The  mid-Norwegian  shelf  has  undergone  a  complex  geological history since Late Mesozoic time with dramatic changes in processes associated with large variety (both in time and space) of stresses affecting the area. A Jurassic–Early Cretaceous extensional phase was followed by a long period of strong post-rift subsidence. The break-up of the North Atlantic started at the Paleocene–Eocene transition with strong volcanism and development of the volcanic Vøring- and Møre-Marginal Highs between the outer basin areas and the developing oceanic  crust.  The  opening  history  of  the  North  Atlantic  involved volcanism on both sides of the Atlantic and creation of large volcanic provinces and marginal highs along the continent–ocean transition both on the Greenland side and along the margins of Møre Basin and Vøring Basin and evolution of the Vestbakken Volcanic Province in the Barents Sea in Early Tertiary time. A hotspot model for volcanism had been suggested since the sixties and a model was presented by White (1988) indicating a lower mantle plume rising near Iceland, heating and uplifting areas in a radius of 2000 km. This model has been used and discussed by many later authors.

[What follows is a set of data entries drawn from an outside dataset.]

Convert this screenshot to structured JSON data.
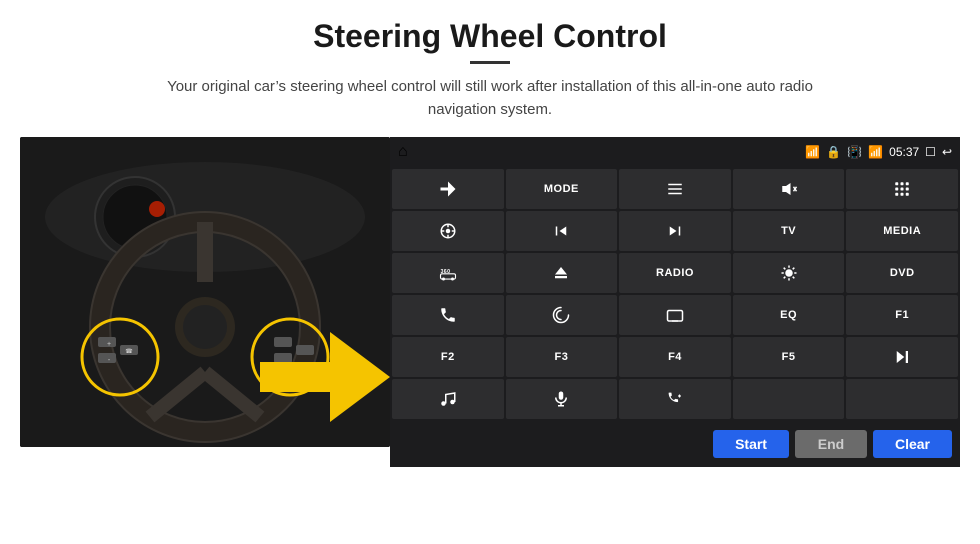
{
  "header": {
    "title": "Steering Wheel Control",
    "subtitle": "Your original car’s steering wheel control will still work after installation of this all-in-one auto radio navigation system."
  },
  "status_bar": {
    "left_icon": "home",
    "wifi_icon": "wifi",
    "lock_icon": "lock",
    "sim_icon": "sim",
    "bluetooth_icon": "bluetooth",
    "time": "05:37",
    "screen_icon": "screen",
    "back_icon": "back"
  },
  "buttons": [
    {
      "icon": "send",
      "label": "",
      "row": 1,
      "col": 1
    },
    {
      "label": "MODE",
      "row": 1,
      "col": 2
    },
    {
      "icon": "list",
      "label": "",
      "row": 1,
      "col": 3
    },
    {
      "icon": "mute",
      "label": "",
      "row": 1,
      "col": 4
    },
    {
      "icon": "apps",
      "label": "",
      "row": 1,
      "col": 5
    },
    {
      "icon": "settings-circle",
      "label": "",
      "row": 2,
      "col": 1
    },
    {
      "icon": "prev",
      "label": "",
      "row": 2,
      "col": 2
    },
    {
      "icon": "next",
      "label": "",
      "row": 2,
      "col": 3
    },
    {
      "label": "TV",
      "row": 2,
      "col": 4
    },
    {
      "label": "MEDIA",
      "row": 2,
      "col": 5
    },
    {
      "icon": "360-car",
      "label": "",
      "row": 3,
      "col": 1
    },
    {
      "icon": "eject",
      "label": "",
      "row": 3,
      "col": 2
    },
    {
      "label": "RADIO",
      "row": 3,
      "col": 3
    },
    {
      "icon": "brightness",
      "label": "",
      "row": 3,
      "col": 4
    },
    {
      "label": "DVD",
      "row": 3,
      "col": 5
    },
    {
      "icon": "phone",
      "label": "",
      "row": 4,
      "col": 1
    },
    {
      "icon": "swirl",
      "label": "",
      "row": 4,
      "col": 2
    },
    {
      "icon": "screen-mini",
      "label": "",
      "row": 4,
      "col": 3
    },
    {
      "label": "EQ",
      "row": 4,
      "col": 4
    },
    {
      "label": "F1",
      "row": 4,
      "col": 5
    },
    {
      "label": "F2",
      "row": 5,
      "col": 1
    },
    {
      "label": "F3",
      "row": 5,
      "col": 2
    },
    {
      "label": "F4",
      "row": 5,
      "col": 3
    },
    {
      "label": "F5",
      "row": 5,
      "col": 4
    },
    {
      "icon": "play-pause",
      "label": "",
      "row": 5,
      "col": 5
    },
    {
      "icon": "music",
      "label": "",
      "row": 6,
      "col": 1
    },
    {
      "icon": "mic",
      "label": "",
      "row": 6,
      "col": 2
    },
    {
      "icon": "vol-phone",
      "label": "",
      "row": 6,
      "col": 3
    },
    {
      "label": "",
      "row": 6,
      "col": 4
    },
    {
      "label": "",
      "row": 6,
      "col": 5
    }
  ],
  "action_bar": {
    "start_label": "Start",
    "end_label": "End",
    "clear_label": "Clear"
  }
}
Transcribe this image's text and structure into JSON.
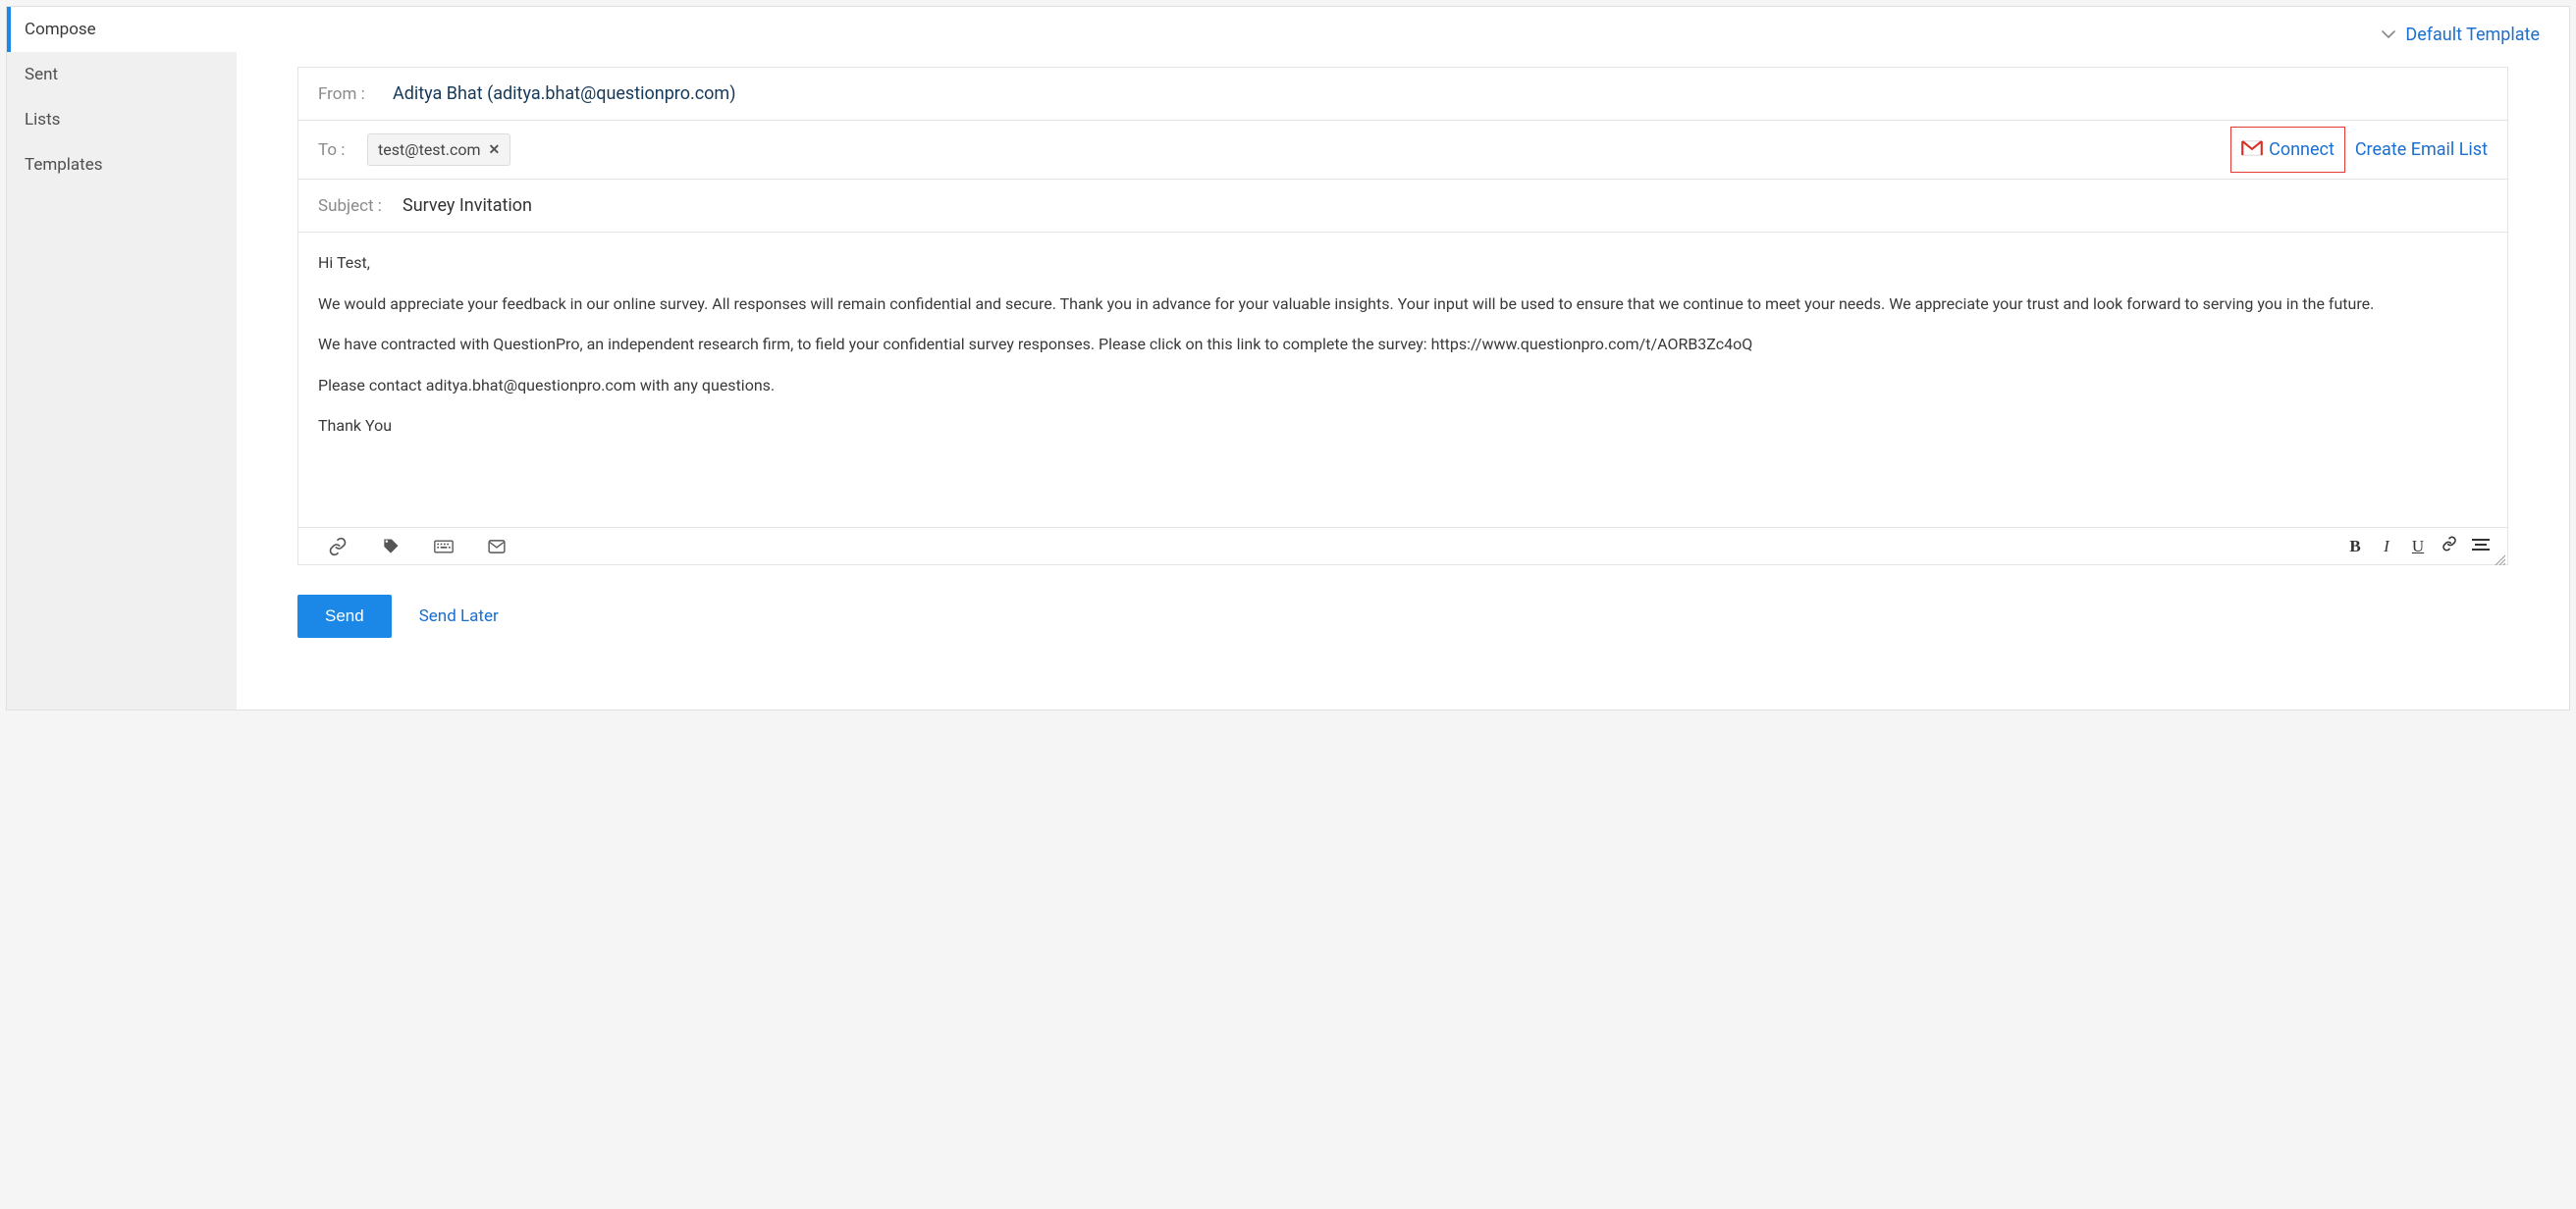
{
  "sidebar": {
    "items": [
      {
        "label": "Compose"
      },
      {
        "label": "Sent"
      },
      {
        "label": "Lists"
      },
      {
        "label": "Templates"
      }
    ]
  },
  "topbar": {
    "default_template": "Default Template"
  },
  "compose": {
    "from_label": "From :",
    "from_value": "Aditya Bhat (aditya.bhat@questionpro.com)",
    "to_label": "To :",
    "to_chip": "test@test.com",
    "connect_label": "Connect",
    "create_list_label": "Create Email List",
    "subject_label": "Subject :",
    "subject_value": "Survey Invitation",
    "body": {
      "p1": "Hi Test,",
      "p2": "We would appreciate your feedback in our online survey.  All responses will remain confidential and secure. Thank you in advance for your valuable insights. Your input will be used to ensure that we continue to meet your needs. We appreciate your trust and look forward to serving you in the future.",
      "p3": "We have contracted with QuestionPro, an independent research firm, to field your confidential survey responses.  Please click on this link to complete the survey: https://www.questionpro.com/t/AORB3Zc4oQ",
      "p4": "Please contact aditya.bhat@questionpro.com with any questions.",
      "p5": "Thank You"
    }
  },
  "format": {
    "bold": "B",
    "italic": "I",
    "underline": "U"
  },
  "actions": {
    "send": "Send",
    "send_later": "Send Later"
  }
}
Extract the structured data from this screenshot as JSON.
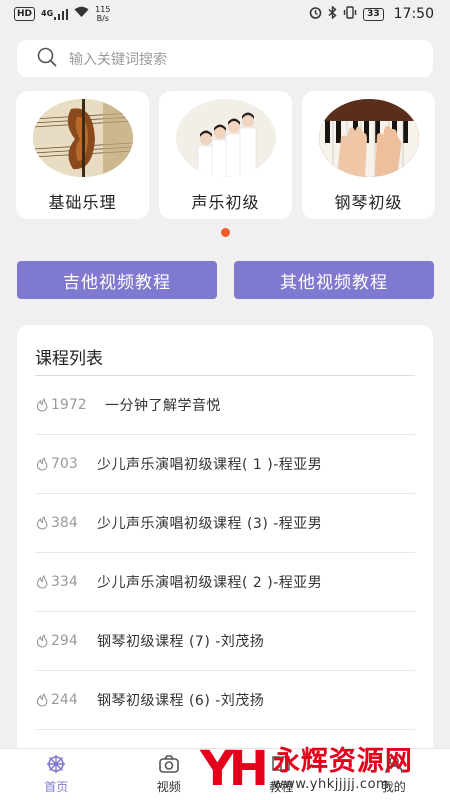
{
  "status_bar": {
    "hd": "HD",
    "signal": "4G",
    "net_speed": "115",
    "net_unit": "B/s",
    "battery": "33",
    "time": "17:50"
  },
  "search": {
    "placeholder": "输入关键词搜索"
  },
  "categories": [
    {
      "label": "基础乐理",
      "image": "sheet-music-violin"
    },
    {
      "label": "声乐初级",
      "image": "children-choir"
    },
    {
      "label": "钢琴初级",
      "image": "hands-on-piano"
    }
  ],
  "carousel": {
    "active_index": 0,
    "dot_color": "#f05a28"
  },
  "buttons": {
    "guitar": "吉他视频教程",
    "other": "其他视频教程",
    "color": "#7f79d0"
  },
  "course_list": {
    "title": "课程列表",
    "items": [
      {
        "count": "1972",
        "name": "一分钟了解学音悦"
      },
      {
        "count": "703",
        "name": "少儿声乐演唱初级课程( 1 )-程亚男"
      },
      {
        "count": "384",
        "name": "少儿声乐演唱初级课程 (3) -程亚男"
      },
      {
        "count": "334",
        "name": "少儿声乐演唱初级课程( 2 )-程亚男"
      },
      {
        "count": "294",
        "name": "钢琴初级课程 (7) -刘茂扬"
      },
      {
        "count": "244",
        "name": "钢琴初级课程 (6) -刘茂扬"
      }
    ]
  },
  "tabs": [
    {
      "label": "首页",
      "icon": "home-wheel-icon",
      "active": true
    },
    {
      "label": "视频",
      "icon": "camera-icon",
      "active": false
    },
    {
      "label": "教程",
      "icon": "book-icon",
      "active": false
    },
    {
      "label": "我的",
      "icon": "user-icon",
      "active": false
    }
  ],
  "watermark": {
    "logo": "YH",
    "title": "永辉资源网",
    "url": "www.yhkjjjjj.com"
  }
}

Swarms of sill intrusions and possibly larger volcanic bodies were emplaced in the lower crust within the western part of the basins which led to heating (Fjeldskaar et al., 2009) and strong thermal uplift of  the  western  and  central  part  of  the  basins.  Thermal  cooling followed, and the marginal highs and the western basin areas were again subsiding. Modelling of Ocean Bottom Seismograph (OBS) data acquired off Lofoten and in the central part of the Vøring Basin demonstrated that the seismic wide-angle technique by use of OBSs provide important constraints on the crustal structure and distributions of magmatic material emplaced in the sedimentary layers, as well as high-velocity bodies in the lower crust. If the high-velocity body is a magmatic underplating, it will have temperature effects in the basins (see below); this was investigated by Fjeldskaar et al., 2003; 2009. See also www.voetec.com for more info on previous research in the Vøring area.

Calculated temperature effect in the sediments caused by magmatic underplating (red body) over Vøring Basin - at 0.5 Ma, 2.5 Ma and 9 Ma after the intrusion (yellow colour is 100 deg C).